The control will be done using cross validation. Initially we we prepare a metaparameter grids for tuning, but it was very expensive computationaly and decided not to tune using a custom grid. 

```{r,echo=TRUE,cache=TRUE}

fitControl <- trainControl(## 10-fold CV
  method = "cv",
  number = 10)
#
#xgbtree.grid<-expand.grid(nrounds = c(1, 10, 20),
#                          max_depth = c(1, 4),
#                          eta = c(.1, .4),
#                          gamma = 0,
#                          colsample_bytree = .7,
#                          min_child_weight = 1,
#                          subsample = c(.8, 1))
```


```{r,echo=TRUE,cache=TRUE}
```


## Model Fitting

The training is done using random gradient boosting with trees, as implemented in gbm
```{r,echo=TRUE,cache=TRUE}
modelo <- train(classe ~ ., 
                data = tr3 , 
                method = "gbm", 
                trControl = fitControl,
               # tuneGrid=xgbtree.grid, 
                verbose = FALSE,
                na.action=na.pass)
plot(modelo)
```

 As we see the model has very high accuracy.

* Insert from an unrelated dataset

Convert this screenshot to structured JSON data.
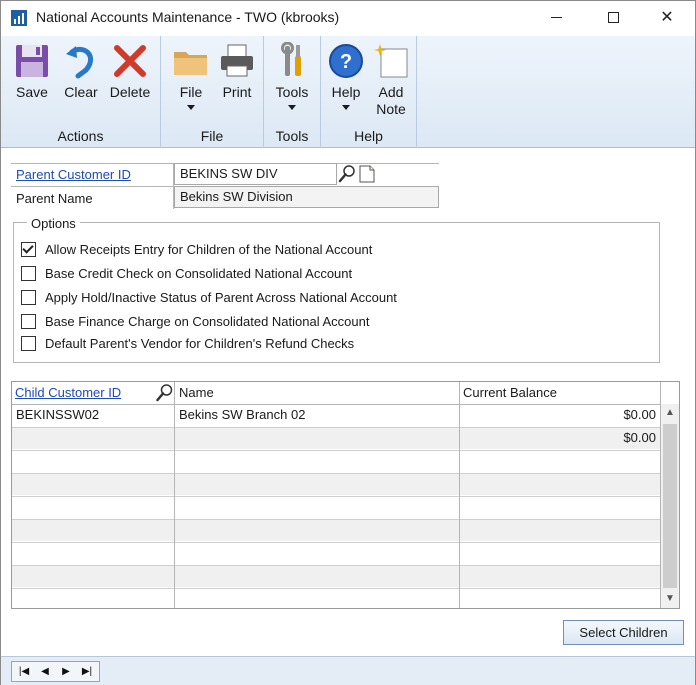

The following shows accuracy and kappa the ten folds
 
 ```{r, echo=TRUE, cache=TRUE}
 
 modelo$resample
 
 ```

## Testing

Finally, even though then model has very good accuracy in the training, we think it is not due to overfitting. 

We proceed to validate this against our hold out sample, which is 30% of the observations of the file "mpl-training.csv"

As we see in the confusion matrix, the accuracy is as good as we expected.
```{r,echo=TRUE,cache=TRUE}
pred <- predict(modelo, testing)
cmtx<-confusionMatrix(pred,testing$classe)
print(cmtx)
```
This is a table of predicted vs observed, 96% of the observation falls in the diagonal.
```{r, echo=TRUE, cache=TRUE}
table(pred,testing$classe)
```

Finally we predict the 20 testing cases in file "pml-testing.csv", we are saving them outside the github repo.

```{r,echo=TRUE,cache=TRUE}
to.predict<-read.csv("pml-testing.csv")
pred.test <- predict(modelo, to.predict)
write.csv(pred.test,"../predicciones.csv")
```
# Final Quizz
The model was able to correctly classify the 20 cases and got an score of 20/20 in the final Quizz.

# References

Ugulino, W., Cardador, D., Vega, K., Velloso, E., Milidiu, R., & Fuks, H. (2012). Wearable computing: Accelerometers' data classification of body postures and movements. In Advances in Artificial Intelligence-SBIA 2012 (pp. 52-61). Springer, Berlin, Heidelberg.

Ridgeway, G., & Ridgeway, M. G. (2004). The gbm package. R Foundation for Statistical Computing, Vienna, Austria, 5(3).

Kuhn, M. (2008). Caret package. Journal of statistical software, 28(5), 1-26.